Warum manche jetzt umdenken
Die Praxis hat ein paar Tücken offenbart:
- Gerüche — Knoblauch beim Anbraten verzieht sich nicht einfach
- Geräusche — Spülmaschine, Dunstabzug, Kochen während andere Filme schauen
- Aufgeräumt-sein-müssen — die Küche ist immer mitten im Wohnzimmer
- Hitze und Dampf — vor allem im Sommer
Wer Kinder hat, wer abends nach der Arbeit still essen will, wer den Geruch von Brokkoli nicht überall haben mag — der überlegt sich das.
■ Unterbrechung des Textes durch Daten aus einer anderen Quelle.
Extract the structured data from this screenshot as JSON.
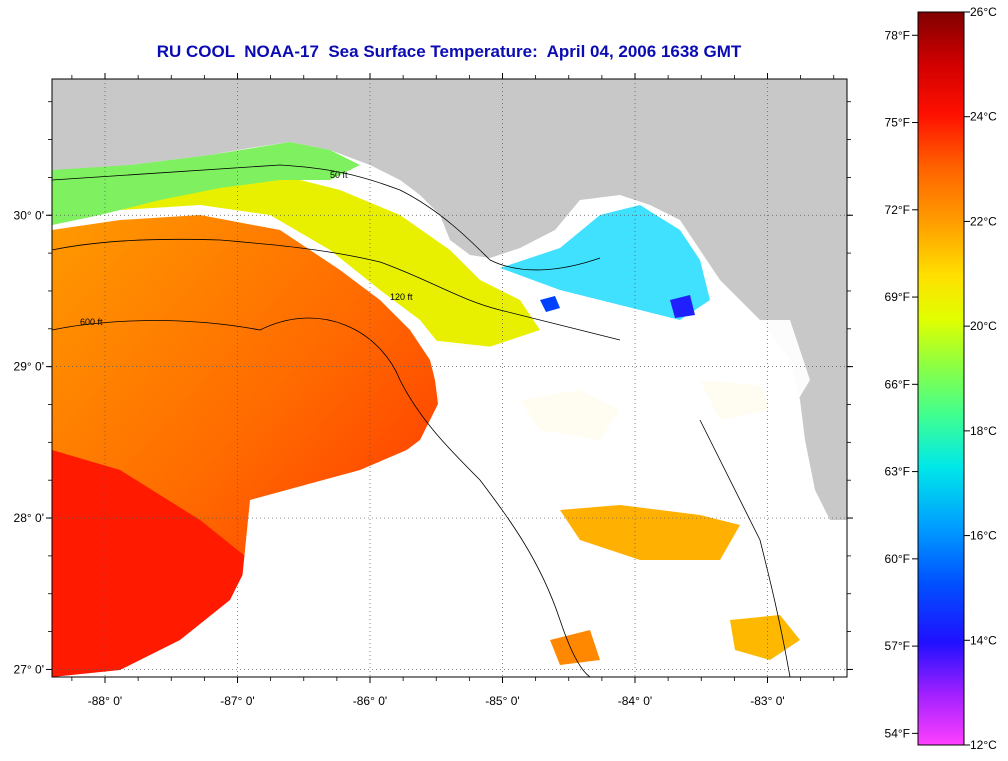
{
  "title": "RU COOL  NOAA-17  Sea Surface Temperature:  April 04, 2006 1638 GMT",
  "map": {
    "lon_range": [
      -88.4,
      -82.4
    ],
    "lat_range": [
      26.95,
      30.9
    ],
    "lon_ticks": [
      {
        "value": -88,
        "label": "-88° 0'"
      },
      {
        "value": -87,
        "label": "-87° 0'"
      },
      {
        "value": -86,
        "label": "-86° 0'"
      },
      {
        "value": -85,
        "label": "-85° 0'"
      },
      {
        "value": -84,
        "label": "-84° 0'"
      },
      {
        "value": -83,
        "label": "-83° 0'"
      }
    ],
    "lat_ticks": [
      {
        "value": 27,
        "label": "27° 0'"
      },
      {
        "value": 28,
        "label": "28° 0'"
      },
      {
        "value": 29,
        "label": "29° 0'"
      },
      {
        "value": 30,
        "label": "30° 0'"
      }
    ],
    "grid": true,
    "land_color": "#c8c8c8",
    "cloud_color": "#ffffff",
    "contour_labels": [
      "50 ft",
      "120 ft",
      "600 ft"
    ]
  },
  "colorbar": {
    "range_c": [
      12,
      26
    ],
    "celsius_labels": [
      {
        "value": 26,
        "label": "26°C"
      },
      {
        "value": 24,
        "label": "24°C"
      },
      {
        "value": 22,
        "label": "22°C"
      },
      {
        "value": 20,
        "label": "20°C"
      },
      {
        "value": 18,
        "label": "18°C"
      },
      {
        "value": 16,
        "label": "16°C"
      },
      {
        "value": 14,
        "label": "14°C"
      },
      {
        "value": 12,
        "label": "12°C"
      }
    ],
    "fahrenheit_labels": [
      {
        "value": 78,
        "label": "78°F"
      },
      {
        "value": 75,
        "label": "75°F"
      },
      {
        "value": 72,
        "label": "72°F"
      },
      {
        "value": 69,
        "label": "69°F"
      },
      {
        "value": 66,
        "label": "66°F"
      },
      {
        "value": 63,
        "label": "63°F"
      },
      {
        "value": 60,
        "label": "60°F"
      },
      {
        "value": 57,
        "label": "57°F"
      },
      {
        "value": 54,
        "label": "54°F"
      }
    ],
    "colors": [
      "#ff40ff",
      "#8020ff",
      "#0000ff",
      "#0080ff",
      "#00e0ff",
      "#40ffa0",
      "#a0ff40",
      "#ffff00",
      "#ffc000",
      "#ff8000",
      "#ff2000",
      "#c00000",
      "#800000"
    ]
  }
}
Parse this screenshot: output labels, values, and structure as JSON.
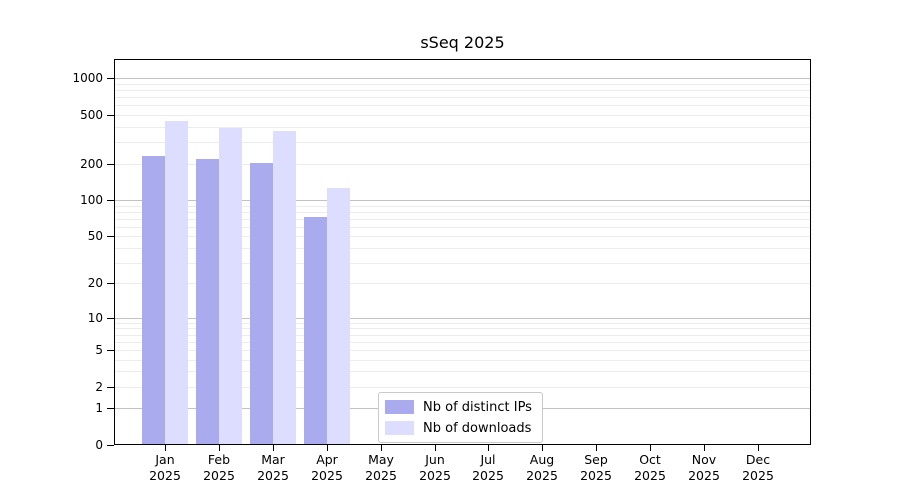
{
  "chart_data": {
    "type": "bar",
    "title": "sSeq 2025",
    "year_label": "2025",
    "categories": [
      "Jan",
      "Feb",
      "Mar",
      "Apr",
      "May",
      "Jun",
      "Jul",
      "Aug",
      "Sep",
      "Oct",
      "Nov",
      "Dec"
    ],
    "series": [
      {
        "name": "Nb of distinct IPs",
        "color": "#aaaaee",
        "values": [
          230,
          217,
          201,
          73,
          0,
          0,
          0,
          0,
          0,
          0,
          0,
          0
        ]
      },
      {
        "name": "Nb of downloads",
        "color": "#ddddff",
        "values": [
          450,
          395,
          370,
          125,
          0,
          0,
          0,
          0,
          0,
          0,
          0,
          0
        ]
      }
    ],
    "y_scale": "log1p",
    "y_ticks": [
      0,
      1,
      2,
      5,
      10,
      20,
      50,
      100,
      200,
      500,
      1000
    ],
    "major_grid_values": [
      1,
      10,
      100,
      1000
    ],
    "y_axis_max": 1440,
    "ylim": [
      0,
      1440
    ],
    "xlabel": "",
    "ylabel": "",
    "grid": "both",
    "legend_position": "lower-center",
    "colors": {
      "major_grid": "#c2c2c2",
      "minor_grid": "#ececec",
      "spine": "#000000",
      "text": "#000000",
      "background": "#ffffff"
    }
  }
}
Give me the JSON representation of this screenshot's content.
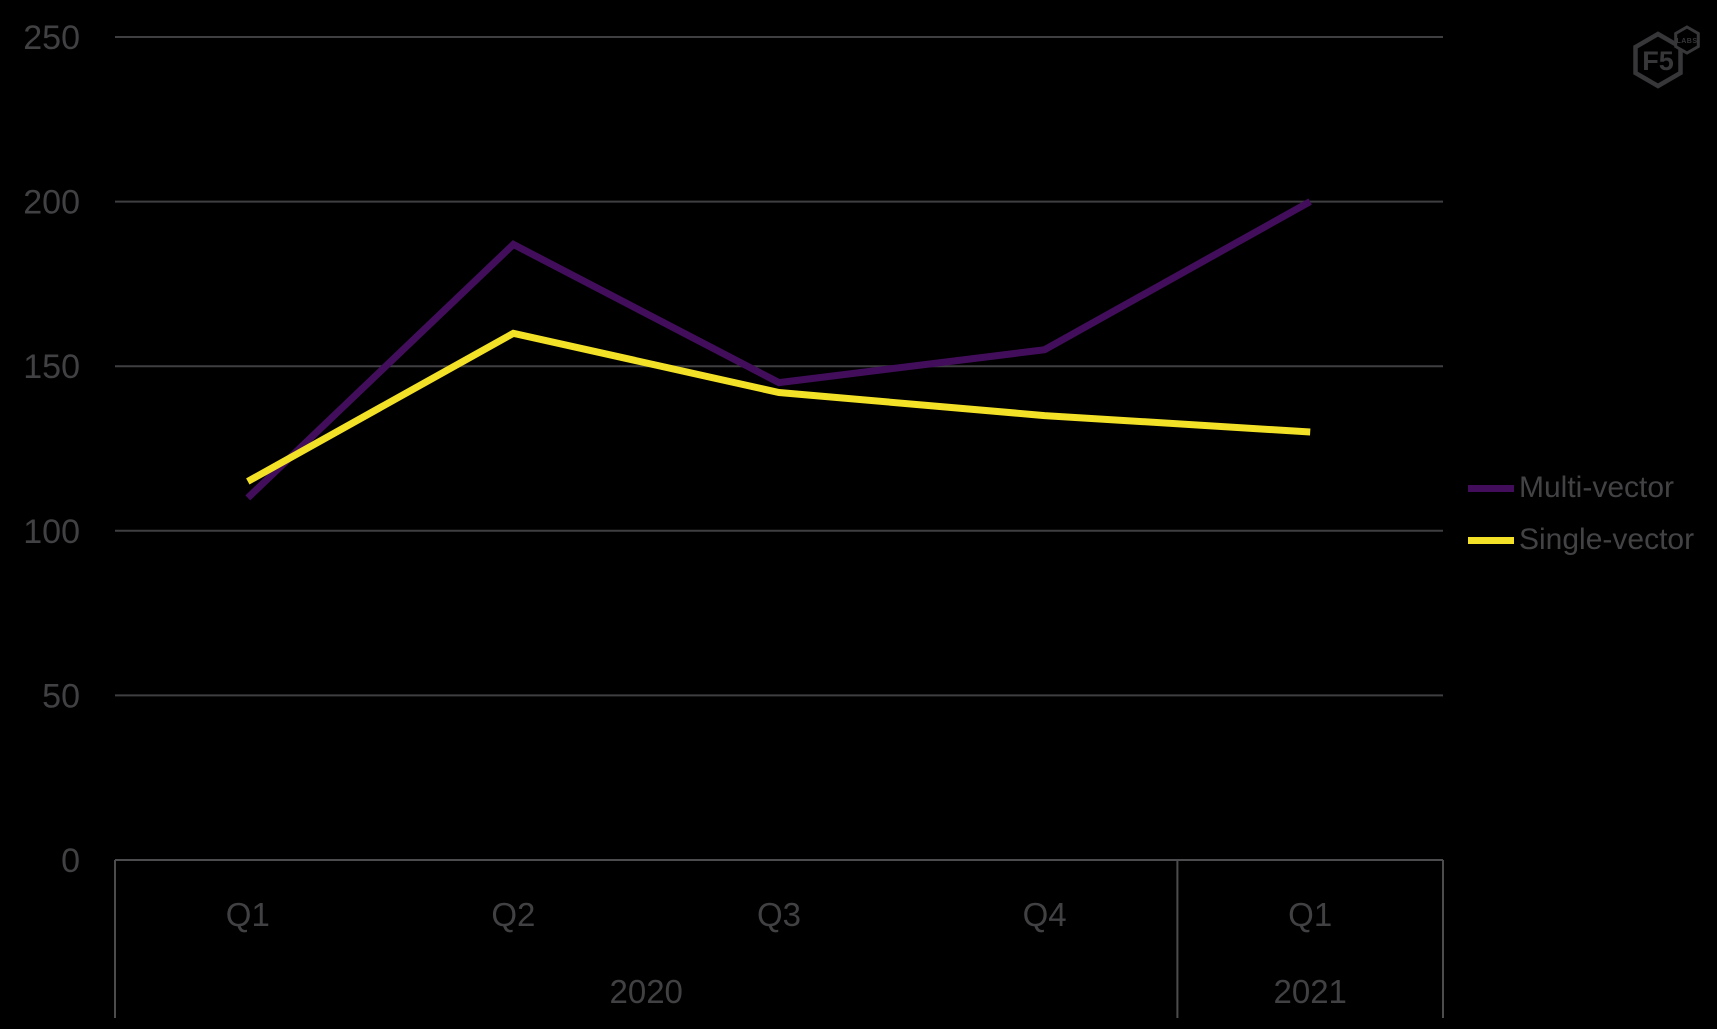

Hybrid-Lösungen im Aufwind
Statt entweder oder sehen wir 2026 oft Mittelwege:
- Schiebetüren zwischen Küche und Wohnzimmer — bei Bedarf offen, beim Kochen zu
- Kochinsel mit Sichtschutz zur Wohnseite hin
- Pantry-Küche als kleine Vorratsküche neben der eigentlichen
- Halbhohe Trennwände mit Bartheke nach beiden Seiten
Diese Lösungen vereinen Großzügigkeit und Privatsphäre.
Was das für den Verkauf bedeutet
Bei Bestandsimmobilien mit offener Küche müssen wir Käufern manchmal helfen, die Vorteile zu sehen. Bei klassischer geschlossener Küche müssen wir den Charme erklären, der seit ein paar Jahren wieder Wert hat.
Es gibt kein „besser" — es gibt das, was zum Käufer passt. Unsere Aufgabe ist, das richtig zu vermarkten.
Unser Tipp
Wenn Sie planen zu bauen oder zu sanieren: Denken Sie nicht in Schubladen. Eine durchdachte Hybridlösung kann beides haben — Kommunikation beim Aperitif und Ruhe beim Filmabend.